Twenty Tavneos patients have died in Japan since the drug’s 2022 launch, Amgen’s Japanese distributor Kissei Pharmaceutical disclosed Friday. Most deaths were linked to vanishing bile duct syndrome (VBS), a complication of drug-induced liver injury. Kissei urged doctors to stop prescribing Tavneos to new patients and recommended informing those already on treatment of the liver risks.

Amgen pushed back, noting the 20 deaths came from over 8,500 Japanese patients and that causal links weren’t confirmed in all cases. The FDA had already flagged 76 VBS cases and 8 U.S. deaths in Tavneos patients in March, saying the liver toxicities had “reasonable evidence of causal association” with the drug. Amgen says no U.S. deaths from serious liver injury have been confirmed as Tavneos-linked.

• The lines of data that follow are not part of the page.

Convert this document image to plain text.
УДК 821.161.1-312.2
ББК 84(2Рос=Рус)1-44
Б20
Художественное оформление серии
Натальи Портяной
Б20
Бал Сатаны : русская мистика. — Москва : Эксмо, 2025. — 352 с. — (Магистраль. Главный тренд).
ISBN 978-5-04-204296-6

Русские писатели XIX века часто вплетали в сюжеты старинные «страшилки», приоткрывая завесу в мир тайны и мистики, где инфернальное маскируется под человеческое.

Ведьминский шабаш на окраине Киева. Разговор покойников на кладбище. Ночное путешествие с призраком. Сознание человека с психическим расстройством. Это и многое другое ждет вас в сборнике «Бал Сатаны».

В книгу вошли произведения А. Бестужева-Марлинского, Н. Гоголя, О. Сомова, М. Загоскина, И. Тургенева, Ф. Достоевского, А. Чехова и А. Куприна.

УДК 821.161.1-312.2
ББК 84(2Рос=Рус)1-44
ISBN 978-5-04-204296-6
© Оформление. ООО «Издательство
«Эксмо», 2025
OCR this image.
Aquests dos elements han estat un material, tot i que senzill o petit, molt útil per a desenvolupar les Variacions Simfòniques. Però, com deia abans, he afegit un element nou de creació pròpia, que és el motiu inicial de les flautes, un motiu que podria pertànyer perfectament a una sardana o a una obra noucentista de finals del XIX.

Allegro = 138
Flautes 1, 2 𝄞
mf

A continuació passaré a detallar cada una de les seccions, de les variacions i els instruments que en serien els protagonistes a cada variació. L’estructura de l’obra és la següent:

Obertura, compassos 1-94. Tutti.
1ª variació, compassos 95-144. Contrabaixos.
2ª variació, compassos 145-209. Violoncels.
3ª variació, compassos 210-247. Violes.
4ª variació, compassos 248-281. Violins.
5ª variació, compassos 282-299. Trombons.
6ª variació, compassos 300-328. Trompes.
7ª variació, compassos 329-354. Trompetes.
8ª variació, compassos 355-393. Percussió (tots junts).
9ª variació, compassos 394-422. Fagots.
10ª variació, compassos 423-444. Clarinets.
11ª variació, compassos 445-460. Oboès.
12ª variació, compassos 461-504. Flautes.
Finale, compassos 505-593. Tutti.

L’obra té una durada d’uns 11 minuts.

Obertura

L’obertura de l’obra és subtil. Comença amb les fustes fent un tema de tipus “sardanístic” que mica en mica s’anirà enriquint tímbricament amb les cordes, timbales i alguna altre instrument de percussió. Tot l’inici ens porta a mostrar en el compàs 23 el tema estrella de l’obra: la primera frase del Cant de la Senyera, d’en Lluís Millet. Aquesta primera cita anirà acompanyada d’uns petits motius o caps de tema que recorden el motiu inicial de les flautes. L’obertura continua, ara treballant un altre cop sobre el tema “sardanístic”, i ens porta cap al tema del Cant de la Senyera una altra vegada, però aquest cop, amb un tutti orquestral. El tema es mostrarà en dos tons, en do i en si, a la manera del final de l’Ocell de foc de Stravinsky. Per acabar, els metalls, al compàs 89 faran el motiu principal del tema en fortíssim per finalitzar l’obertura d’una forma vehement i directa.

The Japan deaths land on top of a deeper fight over whether Tavneos should exist at all. In January, the FDA asked Amgen to pull the drug from the market, citing problems with how ChemoCentryx re-adjudicated the primary endpoint in the pivotal approval study. Amgen refused. Last month, the FDA alleged that unblinded study personnel manipulated the trial results to make Tavneos look effective when the original analysis didn’t support that conclusion. The agency now says it “can no longer conclude that there is, or has ever been, a valid demonstration that Tavneos is effective.”

Amgen paid $3.7 billion for ChemoCentryx, and Tavneos by extension, in 2022.